Esse processo libertador passa por uma revitalização do pensamento e da razão. É vergonhoso que continuemos a repetir discursos do tipo “Islam a religião da justiça e do bem” e permitirmos que os de mentalidade vil façam uso do Islam para legitimar o mal e a injustiça contra os próprios muçulmanos e muçulmanas.

Uma profunda reavaliação da aplicação da Shariah em todos os inúmeros campos da atividade humana, uma re-definição do status da mulher e das obrigações do Estado para com os indivíduos estão em pauta para que os muçulmanos reencontrem o passo, perdido há muito. Do contrário continuaremos a multiplicar nossos problemas e nossas divisões.
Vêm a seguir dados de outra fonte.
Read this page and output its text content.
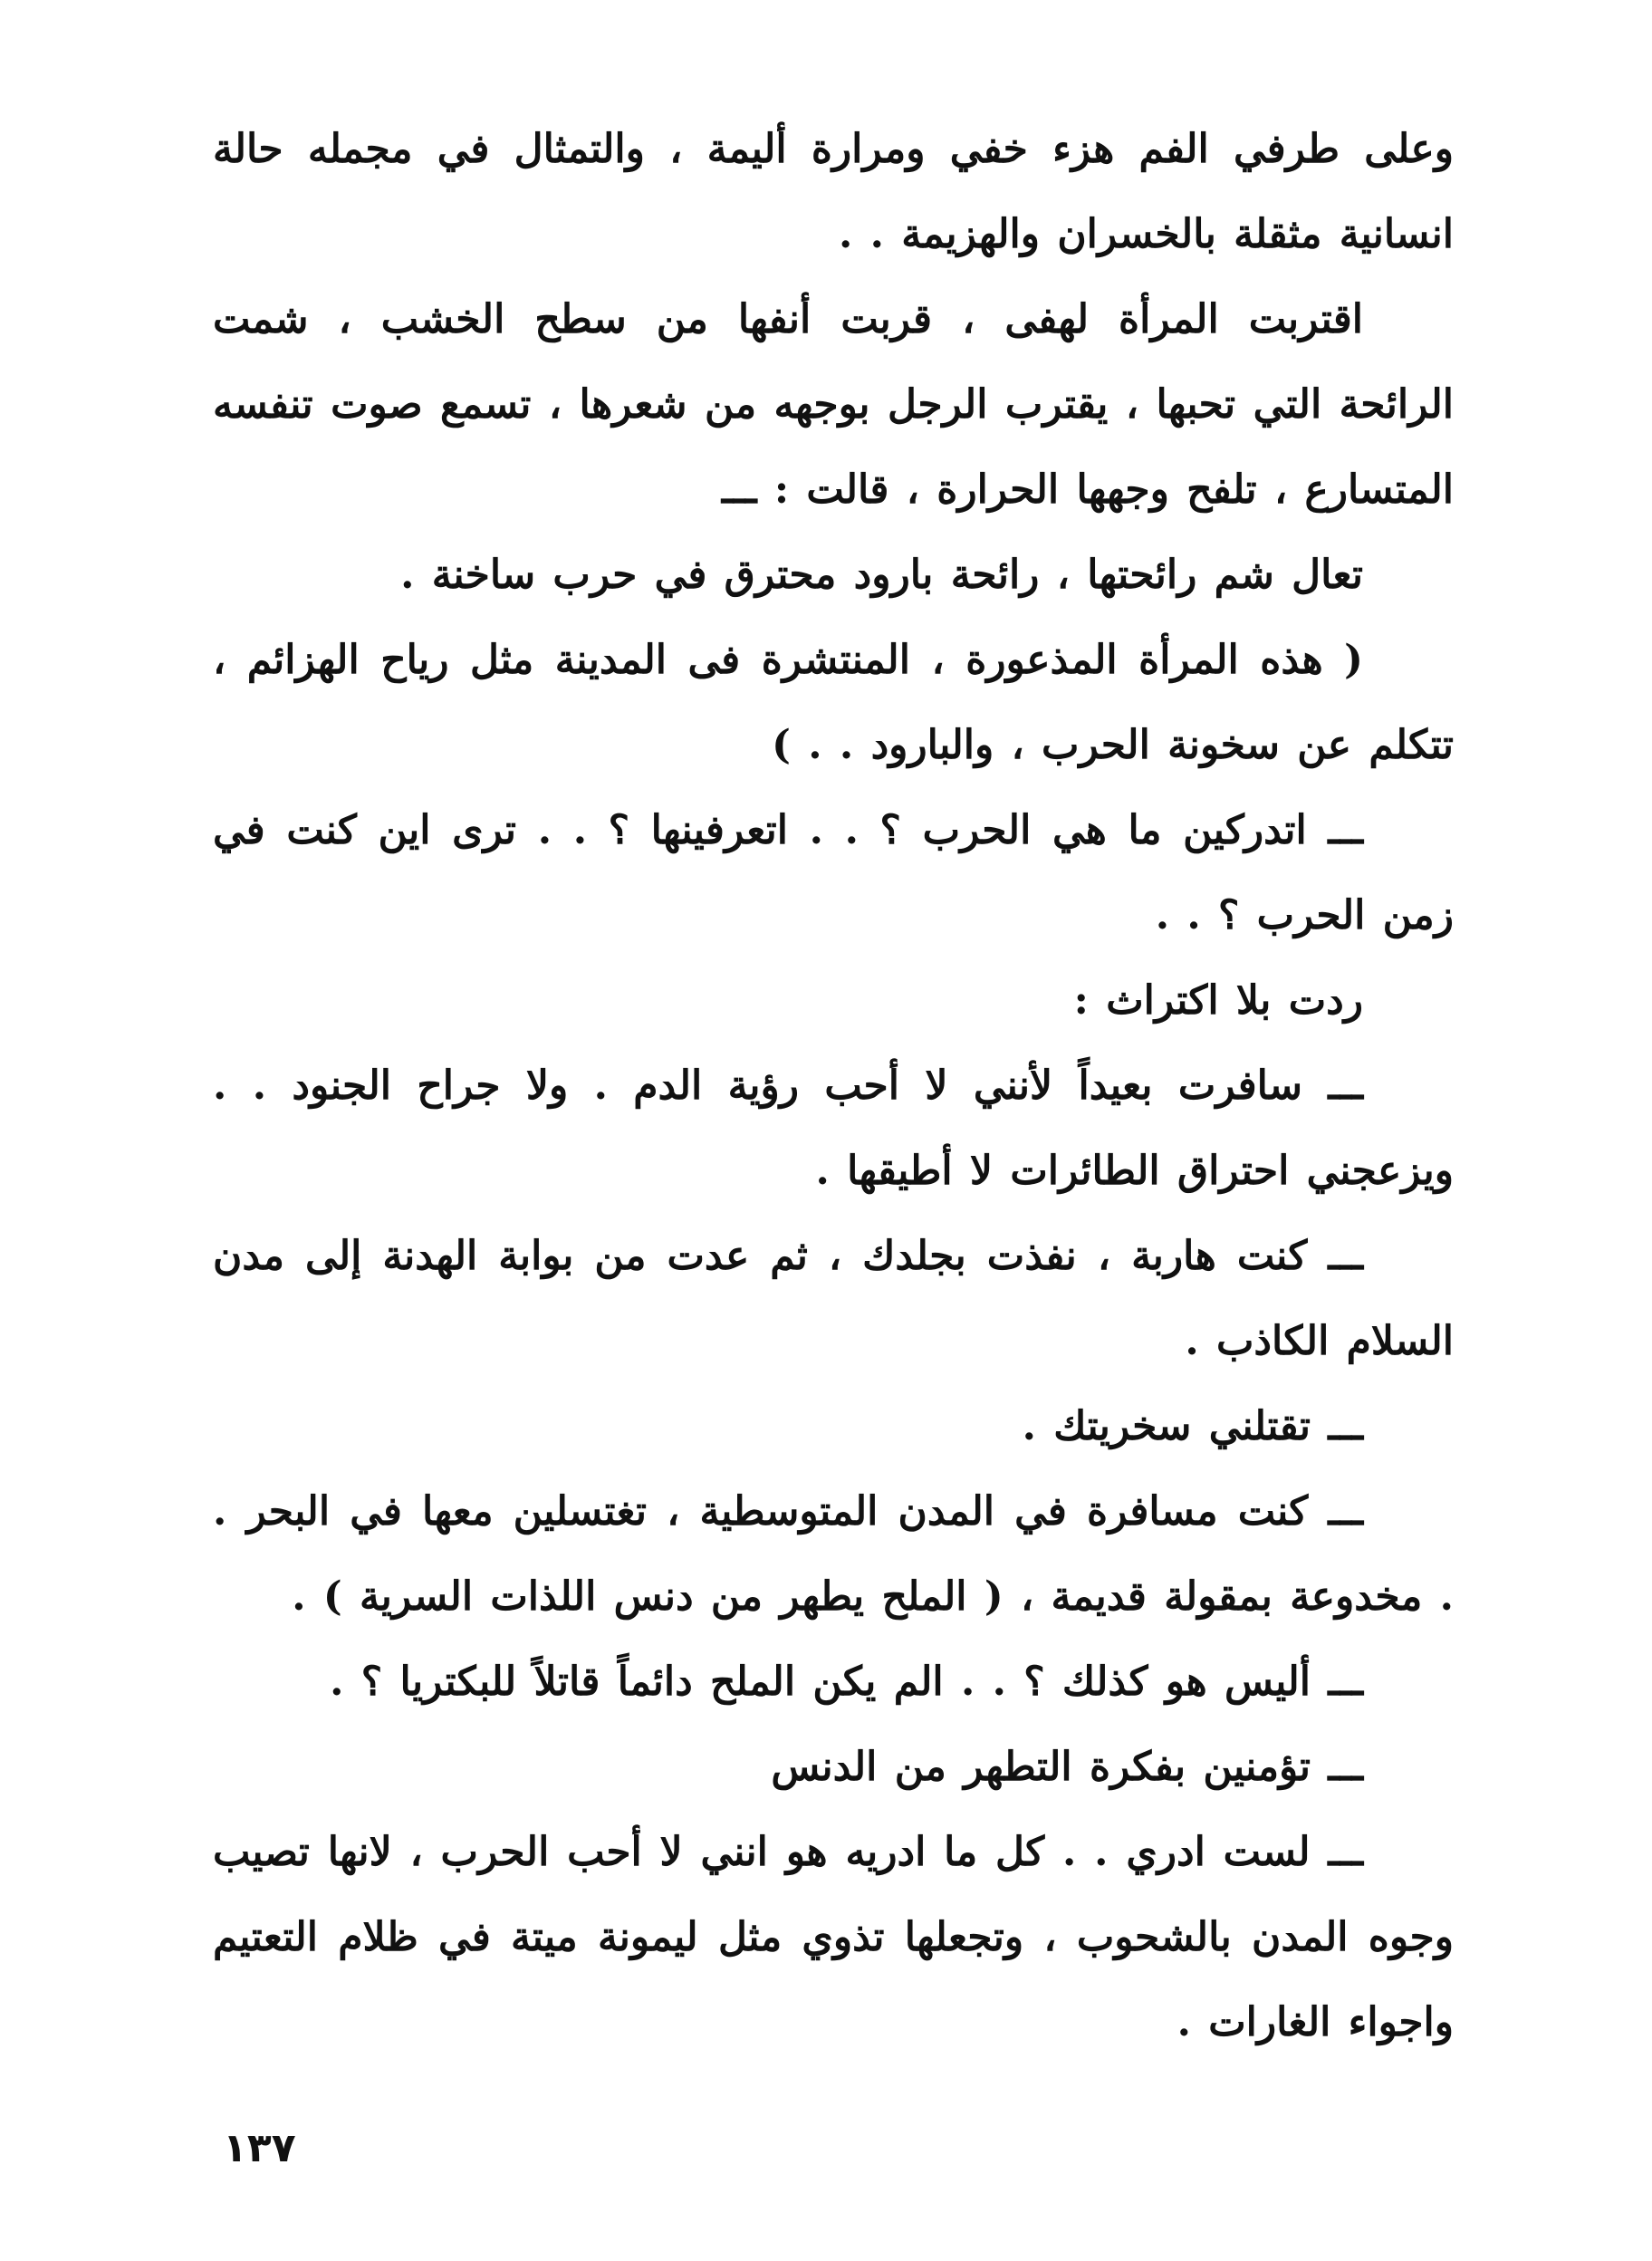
وعلى طرفي الفم هزء خفي ومرارة أليمة ، والتمثال في مجمله حالة انسانية مثقلة بالخسران والهزيمة . .

اقتربت المرأة لهفى ، قربت أنفها من سطح الخشب ، شمت الرائحة التي تحبها ، يقترب الرجل بوجهه من شعرها ، تسمع صوت تنفسه المتسارع ، تلفح وجهها الحرارة ، قالت : ـــ

تعال شم رائحتها ، رائحة بارود محترق في حرب ساخنة .

( هذه المرأة المذعورة ، المنتشرة فى المدينة مثل رياح الهزائم ، تتكلم عن سخونة الحرب ، والبارود . . )

ـــ اتدركين ما هي الحرب ؟ . . اتعرفينها ؟ . . ترى اين كنت في زمن الحرب ؟ . .

ردت بلا اكتراث :

ـــ سافرت بعيداً لأنني لا أحب رؤية الدم . ولا جراح الجنود . . ويزعجني احتراق الطائرات لا أطيقها .

ـــ كنت هاربة ، نفذت بجلدك ، ثم عدت من بوابة الهدنة إلى مدن السلام الكاذب .

ـــ تقتلني سخريتك .

ـــ كنت مسافرة في المدن المتوسطية ، تغتسلين معها في البحر . . مخدوعة بمقولة قديمة ، ( الملح يطهر من دنس اللذات السرية ) .

ـــ أليس هو كذلك ؟ . . الم يكن الملح دائماً قاتلاً للبكتريا ؟ .

ـــ تؤمنين بفكرة التطهر من الدنس

ـــ لست ادري . . كل ما ادريه هو انني لا أحب الحرب ، لانها تصيب وجوه المدن بالشحوب ، وتجعلها تذوي مثل ليمونة ميتة في ظلام التعتيم واجواء الغارات .

١٣٧
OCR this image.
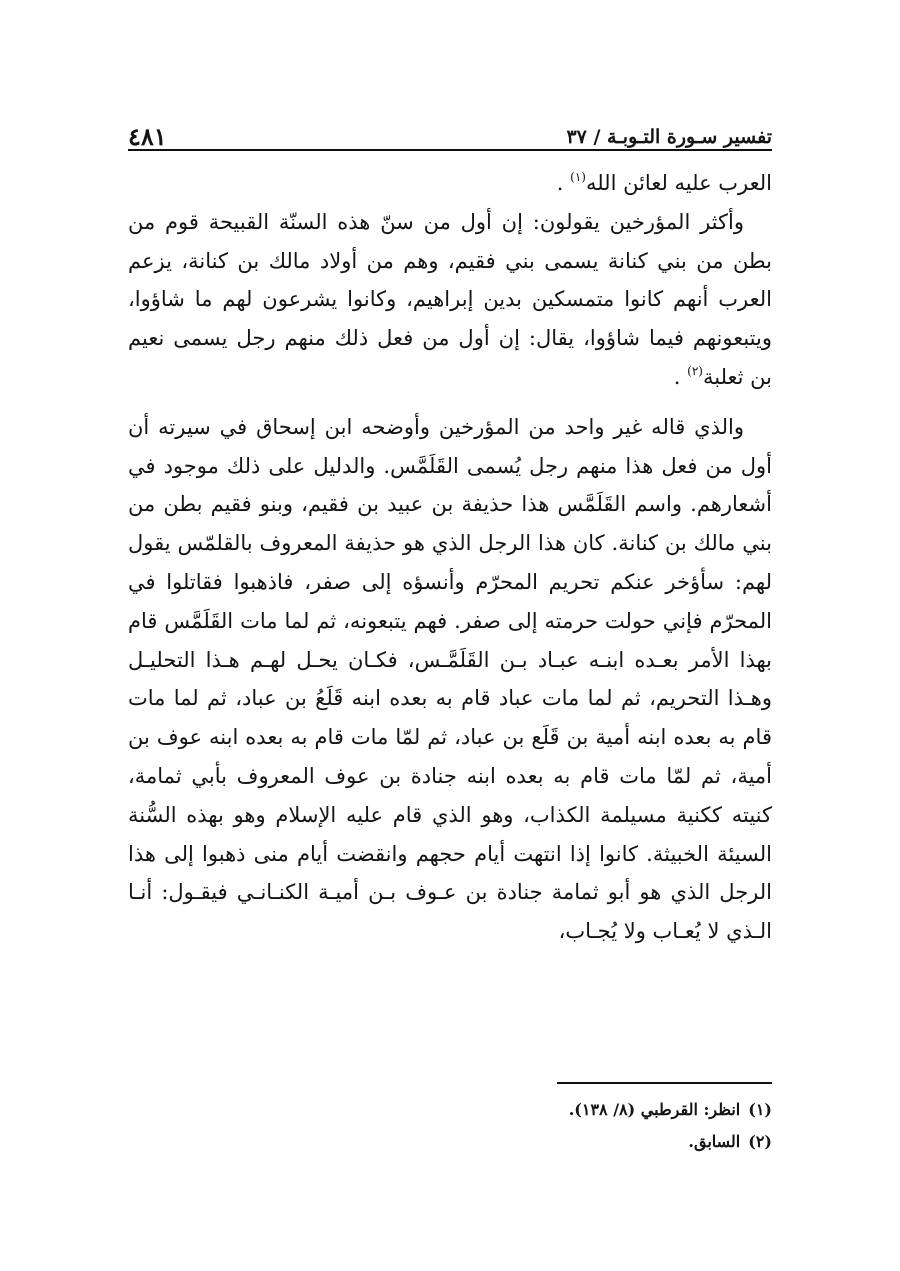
تفسير سـورة التـوبـة / ٣٧
٤٨١

العرب عليه لعائن الله$^{(١)}$ .

وأكثر المؤرخين يقولون: إن أول من سنّ هذه السنّة القبيحة قوم من بطن من بني كنانة يسمى بني فقيم، وهم من أولاد مالك بن كنانة، يزعم العرب أنهم كانوا متمسكين بدين إبراهيم، وكانوا يشرعون لهم ما شاؤوا، ويتبعونهم فيما شاؤوا، يقال: إن أول من فعل ذلك منهم رجل يسمى نعيم بن ثعلبة$^{(٢)}$ .

والذي قاله غير واحد من المؤرخين وأوضحه ابن إسحاق في سيرته أن أول من فعل هذا منهم رجل يُسمى القَلَمَّس. والدليل على ذلك موجود في أشعارهم. واسم القَلَمَّس هذا حذيفة بن عبيد بن فقيم، وبنو فقيم بطن من بني مالك بن كنانة. كان هذا الرجل الذي هو حذيفة المعروف بالقلمّس يقول لهم: سأؤخر عنكم تحريم المحرّم وأنسؤه إلى صفر، فاذهبوا فقاتلوا في المحرّم فإني حولت حرمته إلى صفر. فهم يتبعونه، ثم لما مات القَلَمَّس قام بهذا الأمر بعـده ابنـه عبـاد بـن القَلَمَّـس، فكـان يحـل لهـم هـذا التحليـل وهـذا التحريم، ثم لما مات عباد قام به بعده ابنه قَلَعُ بن عباد، ثم لما مات قام به بعده ابنه أمية بن قَلَع بن عباد، ثم لمّا مات قام به بعده ابنه عوف بن أمية، ثم لمّا مات قام به بعده ابنه جنادة بن عوف المعروف بأبي ثمامة، كنيته ككنية مسيلمة الكذاب، وهو الذي قام عليه الإسلام وهو بهذه السُّنة السيئة الخبيثة. كانوا إذا انتهت أيام حجهم وانقضت أيام منى ذهبوا إلى هذا الرجل الذي هو أبو ثمامة جنادة بن عـوف بـن أميـة الكنـانـي فيقـول: أنـا الـذي لا يُعـاب ولا يُجـاب،

(١)
انظر: القرطبي (٨/ ١٣٨).
(٢)
السابق.
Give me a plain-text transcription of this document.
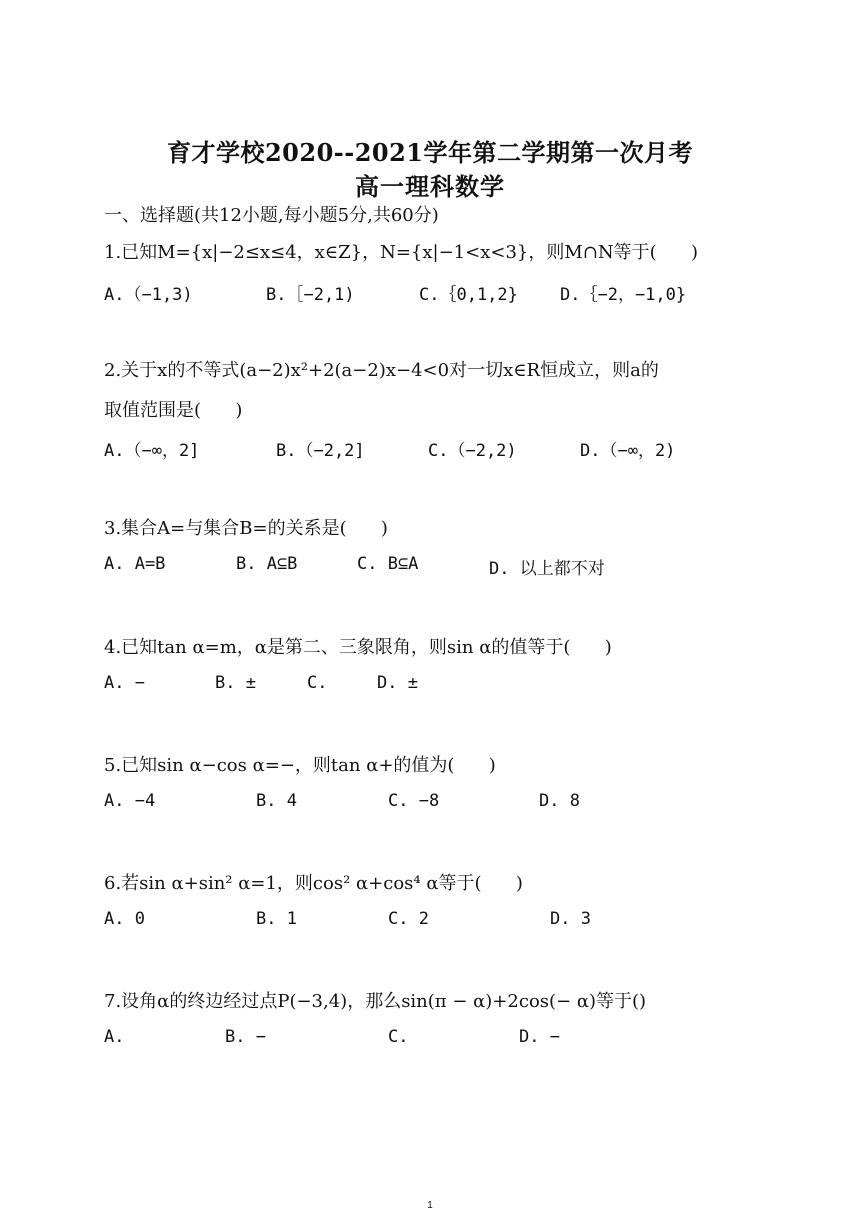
育才学校2020--2021学年第二学期第一次月考
高一理科数学
一、选择题(共12小题,每小题5分,共60分)
1.已知M={x|−2≤x≤4，x∈Z}，N={x|−1<x<3}，则M∩N等于(      )
A.（−1,3)	B.［−2,1)	C.｛0,1,2} D.｛−2，−1,0}
2.关于x的不等式(a−2)x²+2(a−2)x−4<0对一切x∈R恒成立，则a的
取值范围是(      )
A.（−∞，2]	B.（−2,2]	C.（−2,2)	D.（−∞，2)
3.集合A=与集合B=的关系是(      )
A. A=B	B. A⊆B	C. B⊆A	D. 以上都不对
4.已知tan α=m，α是第二、三象限角，则sin α的值等于(      )
A. −	B. ±	C.	D. ±
5.已知sin α−cos α=−，则tan α+的值为(      )
A. −4	B. 4	C. −8	D. 8
6.若sin α+sin² α=1，则cos² α+cos⁴ α等于(      )
A. 0	B. 1	C. 2	D. 3
7.设角α的终边经过点P(−3,4)，那么sin(π − α)+2cos(− α)等于()
A.	B. −	C.	D. −
1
A falência moral dos governos da grande maioria dos países islâmicos encontra quase sempre apoio em grupos de juristas. Não há uma única ditadura ou um único regime corrupto do Oriente Médio que não possua o respaldo “religioso” e este é o sintoma mais evidente da estagnação do pensamento e da razão.

É nesse contexto que o retorno do exercício do Ijtihad entre os sunitas tal como se manteve ativo entre os xiitas se afigura como a única alternativa que pode trazer de volta a Ummah a vitalidade original do Islam tal como foi predicado e posto em prática pelo Profeta (S.A.A.S.).